Ее упрек очень задел меня, потому что я еще в школе бессознательно подражал элегантным манерам Земовита. Он был из семьи служащих, но гордился своим блестящим дворянским происхождением, доказательством чему служили его перстень на пальце, а также глубоко консервативные убеждения.
— А что я должен делать, о моя романтическая барышня? — язвительно поинтересовался я.— Плакать, распевать псалмы, а может, выбежать навстречу «пантерам»?
— У нас здесь «тигры»,— пояснил, пряча улыбку, Земовит.
— Ну что ты кривляешься, Барнаба! Ты же ни слова не говоришь искренне! Брось свое позерство! — обрушилась на меня вконец обозленная Тереза.
— А что же нам осталось, Тереза, если не поза! — вступился за меня Земовит.— Именно в соответствующей моменту позе мы и должны перейти в историю! — Он наклонился к Пшибыславе.— До меня донесся неприятный запах,— сказал он, взял у нее из рук чашку, понюхал и с отвращением поморщился.— Ну, конечно! — возмущенно воскликнул он.— Что это ты налила себе вместо чая? Заварила траву, которую нарвала в поле?
— Чай у нас уже кончается,— прошептала, снова сильно покраснев, Пшибыслава.
Земовит выплеснул содержимое чашки в ведро и пододвинул ей свою.
— Нечего пить всякую гадость в такой торжественный день! Пей, пожалуйста, вот это!
Пшибыслава взяла его чашку и пригубила. Рука девушки слегка дрожала, веки были опущены, могло показаться, будто она пьет цикуту из чарки. Мне вдруг пришло в голову, что Земовит, быть может, организовал здесь коллективное самоубийство и насыпал в неизвестно где добытый чай цианистый калий, чтоб избавить себя и нас от жестокой смерти. Такой петрониев жест, перенесенный в нашу действительность, был вполне в его стиле, и я еще раз понюхал чай, чтобы проверить, не просочится ли сквозь аромат чая горьковатый запах миндаля. Но чай пахнул только чаем.
— А что же это за торжественный день сегодня? — спросил я.
— Чай кончился,— вздохнул Земовит.
— Лишь бы боеприпасы не кончились! — воскликнула Тереза.
— Скоро и они кончатся,— сказал Земовит,— я не знаю случая, если припомнить нашу историю последних веков, когда у поляков было бы достаточно боеприпасов.
В подвал вбежал заместитель Земовита, капрал Брона. Он занял этот пост несколько дней назад, когда его школьный товарищ подхорунжий Яцек пал, слишком близко подойдя во время караульной службы к Мокотовскому форту. Брона искренне оплакивал друга, но был очень рад повышению. Вытянувшись в струнку, он доложил:
— Пан поручник, докладываю, что танки вроде бы зашевелились.
— Извините, я на минутку,— сказал Земовит и вышел с Броной.
Я не мог совладать с собой — мне казалось, я весь облился холодным потом.
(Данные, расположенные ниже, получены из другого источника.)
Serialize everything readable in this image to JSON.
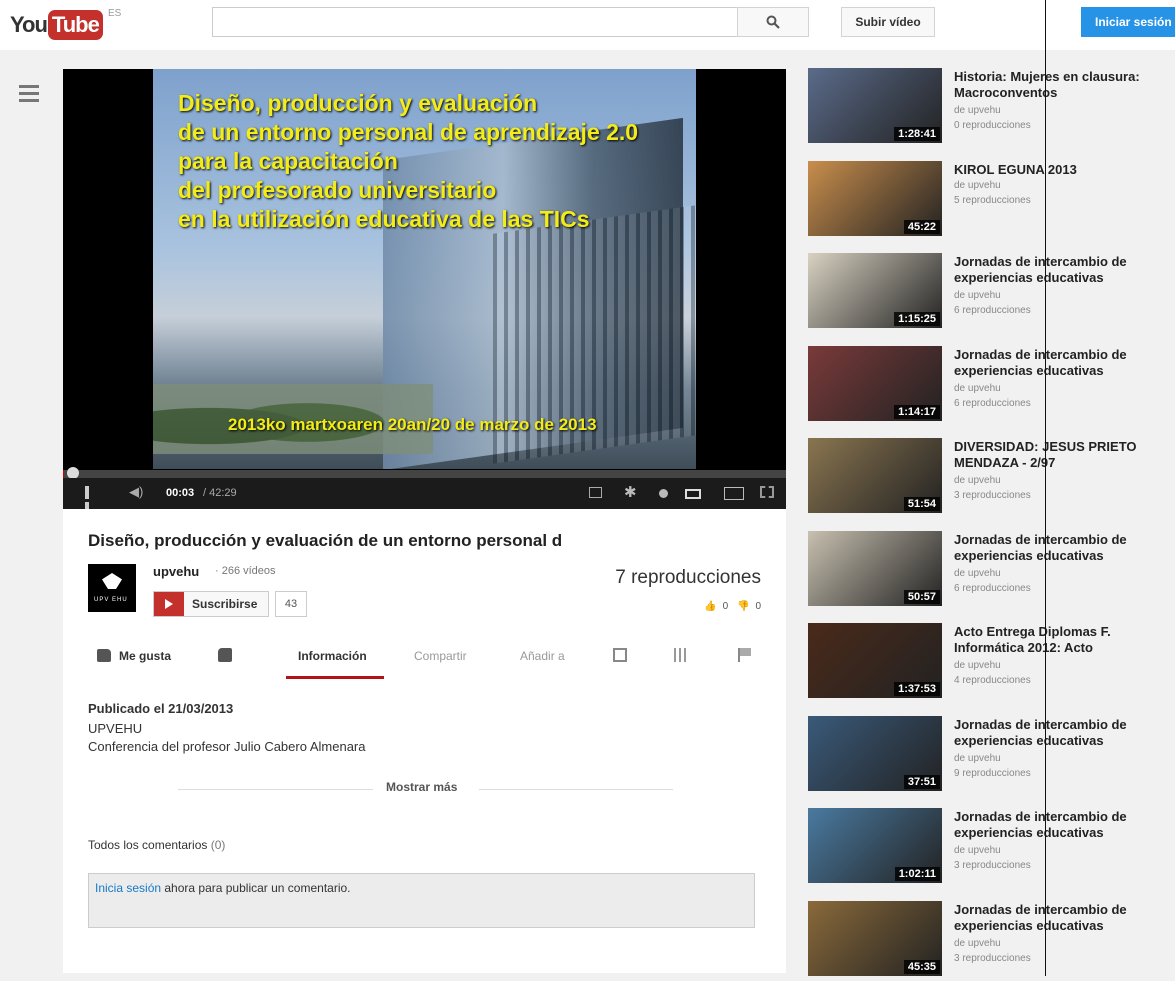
{
  "header": {
    "logo_you": "You",
    "logo_tube": "Tube",
    "locale": "ES",
    "search_placeholder": "",
    "upload_label": "Subir vídeo",
    "signin_label": "Iniciar sesión"
  },
  "player": {
    "slide_title_lines": [
      "Diseño, producción y evaluación",
      "de un entorno personal de aprendizaje 2.0",
      "para la capacitación",
      "del profesorado universitario",
      "en la utilización educativa de las TICs"
    ],
    "slide_date": "2013ko martxoaren 20an/20 de marzo de 2013",
    "time_current": "00:03",
    "time_total": "/ 42:29",
    "progress": 0.001
  },
  "video": {
    "title": "Diseño, producción y evaluación de un entorno personal d",
    "channel": "upvehu",
    "video_count": "· 266 vídeos",
    "subscribe_label": "Suscribirse",
    "subscriber_count": "43",
    "views": "7 reproducciones",
    "likes": "0",
    "dislikes": "0",
    "avatar_text": "UPV   EHU"
  },
  "tabs": {
    "like": "Me gusta",
    "info": "Información",
    "share": "Compartir",
    "add_to": "Añadir a"
  },
  "description": {
    "published": "Publicado el 21/03/2013",
    "line1": "UPVEHU",
    "line2": "Conferencia del profesor Julio Cabero Almenara",
    "show_more": "Mostrar más"
  },
  "comments": {
    "heading": "Todos los comentarios",
    "count": "(0)",
    "signin_link": "Inicia sesión",
    "signin_rest": " ahora para publicar un comentario."
  },
  "related": [
    {
      "title": "Historia: Mujeres en clausura: Macroconventos",
      "by": "de upvehu",
      "views": "0 reproducciones",
      "duration": "1:28:41",
      "color": "#5a6b8a"
    },
    {
      "title": "KIROL EGUNA 2013",
      "by": "de upvehu",
      "views": "5 reproducciones",
      "duration": "45:22",
      "color": "#c98e4c"
    },
    {
      "title": "Jornadas de intercambio de experiencias educativas",
      "by": "de upvehu",
      "views": "6 reproducciones",
      "duration": "1:15:25",
      "color": "#d9d2c2"
    },
    {
      "title": "Jornadas de intercambio de experiencias educativas",
      "by": "de upvehu",
      "views": "6 reproducciones",
      "duration": "1:14:17",
      "color": "#7a3a3a"
    },
    {
      "title": "DIVERSIDAD: JESUS PRIETO MENDAZA - 2/97",
      "by": "de upvehu",
      "views": "3 reproducciones",
      "duration": "51:54",
      "color": "#8a7550"
    },
    {
      "title": "Jornadas de intercambio de experiencias educativas",
      "by": "de upvehu",
      "views": "6 reproducciones",
      "duration": "50:57",
      "color": "#c8c0b0"
    },
    {
      "title": "Acto Entrega Diplomas F. Informática 2012: Acto",
      "by": "de upvehu",
      "views": "4 reproducciones",
      "duration": "1:37:53",
      "color": "#4a2a1a"
    },
    {
      "title": "Jornadas de intercambio de experiencias educativas",
      "by": "de upvehu",
      "views": "9 reproducciones",
      "duration": "37:51",
      "color": "#3a5a7a"
    },
    {
      "title": "Jornadas de intercambio de experiencias educativas",
      "by": "de upvehu",
      "views": "3 reproducciones",
      "duration": "1:02:11",
      "color": "#4a7aa0"
    },
    {
      "title": "Jornadas de intercambio de experiencias educativas",
      "by": "de upvehu",
      "views": "3 reproducciones",
      "duration": "45:35",
      "color": "#8a6a3a"
    }
  ]
}
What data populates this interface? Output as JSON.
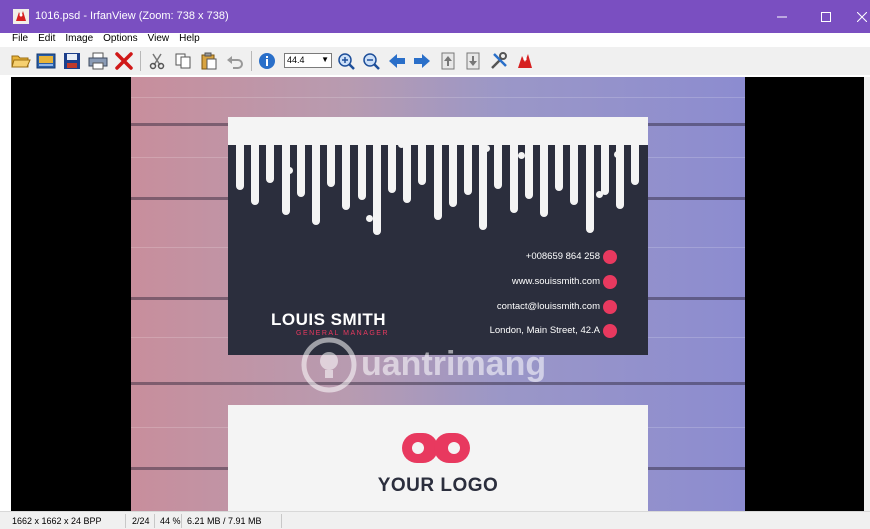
{
  "window": {
    "title": "1016.psd - IrfanView (Zoom: 738 x 738)",
    "accent_color": "#7a4fc1"
  },
  "menu": [
    "File",
    "Edit",
    "Image",
    "Options",
    "View",
    "Help"
  ],
  "toolbar": {
    "icons": [
      "open-icon",
      "slideshow-icon",
      "save-icon",
      "print-icon",
      "delete-icon",
      "cut-icon",
      "copy-icon",
      "paste-icon",
      "undo-icon",
      "info-icon",
      "zoom-in-icon",
      "zoom-out-icon",
      "previous-icon",
      "next-icon",
      "first-page-icon",
      "last-page-icon",
      "settings-icon",
      "irfanview-logo-icon"
    ],
    "zoom_value": "44.4"
  },
  "image": {
    "card_front": {
      "name": "LOUIS SMITH",
      "role": "GENERAL MANAGER",
      "contacts": [
        {
          "text": "+008659 864 258",
          "icon": "globe-icon"
        },
        {
          "text": "www.souissmith.com",
          "icon": "phone-icon"
        },
        {
          "text": "contact@louissmith.com",
          "icon": "mail-icon"
        },
        {
          "text": "London, Main Street, 42.A",
          "icon": "location-icon"
        }
      ],
      "dark_color": "#2b2e3d",
      "accent_color": "#e8395f"
    },
    "card_back": {
      "logo_text": "YOUR LOGO"
    },
    "watermark": "uantrimang"
  },
  "status": {
    "dimensions": "1662 x 1662 x 24 BPP",
    "page": "2/24",
    "zoom": "44 %",
    "memory": "6.21 MB / 7.91 MB"
  }
}
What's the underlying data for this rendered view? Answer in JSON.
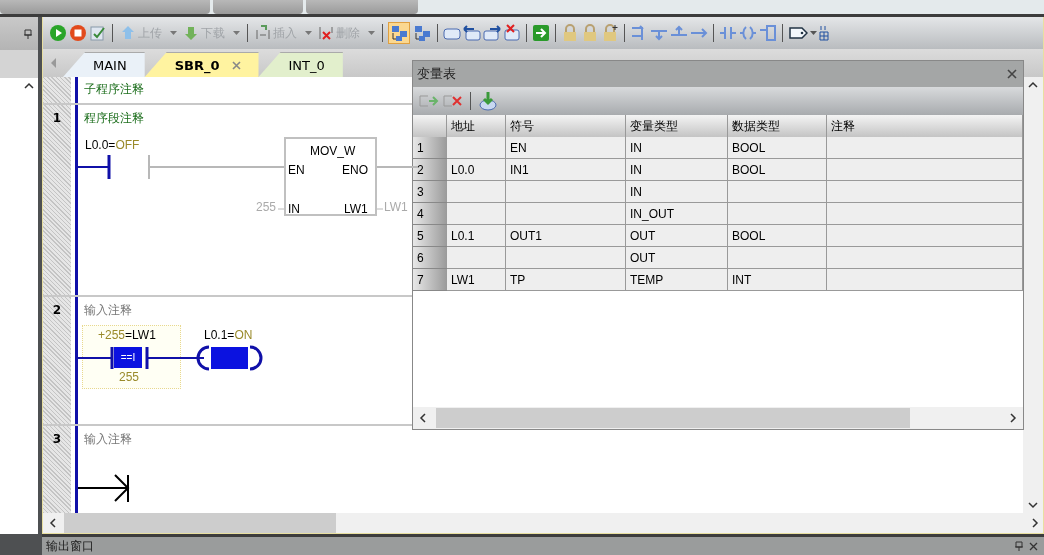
{
  "toolbar": [
    {
      "label": "上传",
      "disabled": true,
      "dropdown": true
    },
    {
      "label": "下载",
      "disabled": true,
      "dropdown": true
    },
    {
      "label": "插入",
      "disabled": true,
      "dropdown": true
    },
    {
      "label": "删除",
      "disabled": true,
      "dropdown": true
    }
  ],
  "editor_tabs": [
    {
      "label": "MAIN",
      "selected": false,
      "closable": false,
      "color": "#eaf1f8"
    },
    {
      "label": "SBR_0",
      "selected": true,
      "closable": true,
      "color": "#fff3a0"
    },
    {
      "label": "INT_0",
      "selected": false,
      "closable": false,
      "color": "#e2efcc"
    }
  ],
  "subroutine_comment": "子程序注释",
  "networks": [
    {
      "number": "1",
      "comment": "程序段注释",
      "kind": "move_box",
      "contact": {
        "operand": "L0.0=",
        "value": "OFF",
        "energized": false
      },
      "box": {
        "title": "MOV_W",
        "en": "EN",
        "eno": "ENO",
        "in": "IN",
        "out": "LW1",
        "in_value": "255",
        "out_value": "LW1"
      }
    },
    {
      "number": "2",
      "placeholder": "输入注释",
      "kind": "compare_coil",
      "compare": {
        "value": "+255",
        "operand": "=LW1",
        "op": "==I",
        "operand2": "255",
        "energized": true
      },
      "coil": {
        "operand": "L0.1=",
        "value": "ON",
        "energized": true
      }
    },
    {
      "number": "3",
      "placeholder": "输入注释",
      "kind": "empty"
    }
  ],
  "variable_table": {
    "title": "变量表",
    "columns": [
      "地址",
      "符号",
      "变量类型",
      "数据类型",
      "注释"
    ],
    "rows": [
      {
        "number": "1",
        "symbol": "EN",
        "var_type": "IN",
        "data_type": "BOOL"
      },
      {
        "number": "2",
        "address": "L0.0",
        "symbol": "IN1",
        "var_type": "IN",
        "data_type": "BOOL"
      },
      {
        "number": "3",
        "var_type": "IN"
      },
      {
        "number": "4",
        "var_type": "IN_OUT"
      },
      {
        "number": "5",
        "address": "L0.1",
        "symbol": "OUT1",
        "var_type": "OUT",
        "data_type": "BOOL"
      },
      {
        "number": "6",
        "var_type": "OUT"
      },
      {
        "number": "7",
        "address": "LW1",
        "symbol": "TP",
        "var_type": "TEMP",
        "data_type": "INT"
      }
    ]
  },
  "output_window": {
    "title": "输出窗口"
  }
}
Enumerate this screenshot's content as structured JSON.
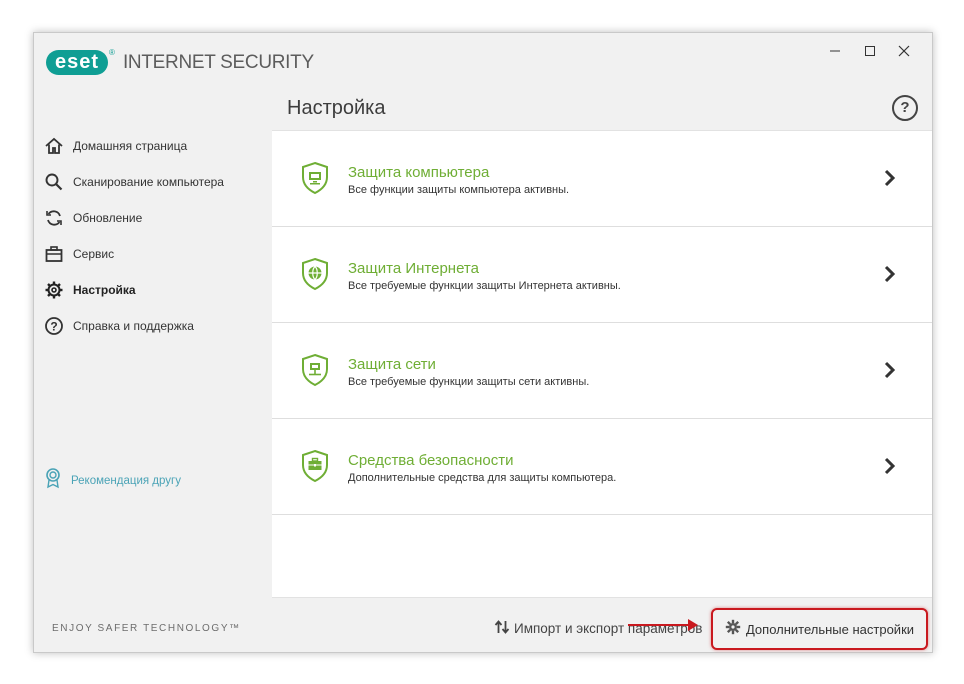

Однако надо было продолжать играть роль монолита…
— Семнадцать тридцать,— я взглянул на часы.— Солнце заходит. В это время они наверняка не начнут. Пожалуй, нам пора, Тереза.
Она тут же встала, готовая выполнить приказ. Вид у нее был как нельзя более официальный.
— Я хотела попросить Земовита, чтобы он нас взял к себе, если...— она не кончила фразы, с такой злостью я посмотрел на нее. Оказывается, все механизмы ревности и задетого самолюбия продолжали действовать.
— Если этот дом падет, танки раздавят нас, — сказал я тоном командира.— Мы будем вынуждены немедленно эвакуироваться. Понадобятся все способные переносить аппаратуру.
— Значит, ты отменяешь свое согласие? — спросила Тереза.
— Отменяю, — твердо ответил я. Тереза опустила глаза.
Пшибыслава сидела неподвижно, вперив взгляд в пол с таким видом, словно вообще не слышала ничего, что говорилось рядом. Где-то близко разорвался снаряд, и дом задрожал так, что подпрыгнуло все даже здесь, в подвале. Наверное, снова попали в какой-нибудь уцелевший кусок верхнего этажа. Тереза вызывающе смотрела на меня. Я почувствовал, как теплая влага потекла у меня по ноге, должно быть, я слишком вертелся, и рана снова начала кровоточить. Осторожно подтянувшись на руках, я поднялся и стал спиной к стене, чтобы в случае чего девушки не могли заметить на бриджах пятна. В этот момент в подвал вошел Земовит. Видно было, что он принес какое-то чрезвычайно важное известие.
— Ну как там хищники? — спросил я.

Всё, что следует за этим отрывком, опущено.